The Star – Wednesday, 13 Feb 2019
PETALING JAYA: The government stands to collect an additional few billion ringgit from individuals and companies with overseas bank accounts under the Special Voluntary Disclosure Programme (VDP), according to Tax Advisory and Management Services Sdn Bhd chief executive officer Yong Poh Chye.
The majority of individuals and companies own overseas bank accounts because of property purchases and investments.
According to Yong, it is impossible for tax evasion as Malaysia is a participant of several international tax agreements to identify errant individuals and firms.
“You cannot run if you have been under declaring or evading taxes. Malaysia is part of the OECD multilateral convention (MLI), as well as the Common Reporting Standard (CRS), which makes it very difficult for people to hide with under declared income.
The Inland Revenue Board (IRB) introduced the VDP to enable taxpayers to make voluntary disclosures of income generated from sources within Malaysia and kept in overseas bank accounts which have yet to be declared for Malaysian tax purposes.
It has reduced the penalty for this to 10% if the income is reported by or before March 31, and 15% if done before or by June 30.
Come July 1, the penalty will be between 80% and 300%.

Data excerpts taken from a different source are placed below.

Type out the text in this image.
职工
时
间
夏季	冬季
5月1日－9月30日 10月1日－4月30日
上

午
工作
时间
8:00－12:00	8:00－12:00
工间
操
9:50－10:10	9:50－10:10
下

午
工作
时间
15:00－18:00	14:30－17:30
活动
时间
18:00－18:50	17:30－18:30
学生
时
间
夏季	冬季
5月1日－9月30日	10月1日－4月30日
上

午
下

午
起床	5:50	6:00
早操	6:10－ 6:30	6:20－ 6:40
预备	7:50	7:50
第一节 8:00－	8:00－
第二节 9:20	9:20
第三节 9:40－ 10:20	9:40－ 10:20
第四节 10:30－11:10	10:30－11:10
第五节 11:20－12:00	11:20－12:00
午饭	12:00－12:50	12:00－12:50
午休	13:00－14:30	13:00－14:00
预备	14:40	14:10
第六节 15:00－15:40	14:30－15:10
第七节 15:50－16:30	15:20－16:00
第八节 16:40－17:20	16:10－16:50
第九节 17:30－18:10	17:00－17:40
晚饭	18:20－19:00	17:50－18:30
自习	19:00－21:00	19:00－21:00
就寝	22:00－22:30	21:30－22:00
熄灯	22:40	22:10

Malaysia has signed the MLI to implement tax treaty-related measures to prevent base erosion and profit shifting (BEPS) last January.
The MLI, covering 87 jurisdictions, came into force on July 1, 2018. Its aim is to implement a series of tax treaty measures to update international tax rules and reduce the opportunity for tax avoidance by multinational enterprises and Malaysian companies.
The IRB has issued a new version of its mutual agreement procedure guidelines on Dec 19, 2017, which aligns with the BEPS.
Malaysia has submitted a list of agreements with 73 countries that it designates as covered tax agreements to be amended through the MLI.
The other agreement which Malaysia has signed is the CRS, which has 122 countries participating.
The IRB will be informed if a Malaysian opens a bank account in any of the 122 countries.
The first reporting date of the CRS information to the IRB was on July 31, 2018.
The IRB has been receiving financial information, particularly regarding ownership of overseas bank accounts since September last year.
Yong pointed out that tax evaders could be using overseas bank accounts to avoid paying taxes.
“If Malaysian buyers pay a downpayment for a property purchased overseas from money that comes from dividends or capital gains that can be accounted for, then it is fine.
“However, if the money comes from a Malaysian company in relation to under declared or non-declaration of income and excessive expenditure, then it could be subject to taxation.
“The other issue is when a Malaysian rents out his or her overseas property and receives a rental income.
“If there is a shortfall between the rental income and the monthly bank instalment, the taxman would like to know if the additional money for the payment of the loan has been declared and accounted for,” he said.
Yong added that it is significant that the country has signed the MLI agreement as it is committed to tackling harmful tax practices and cross-border tax disputes.
Ultimately, this would make the Malaysian economy more transparent and attractive to investors, Yong said.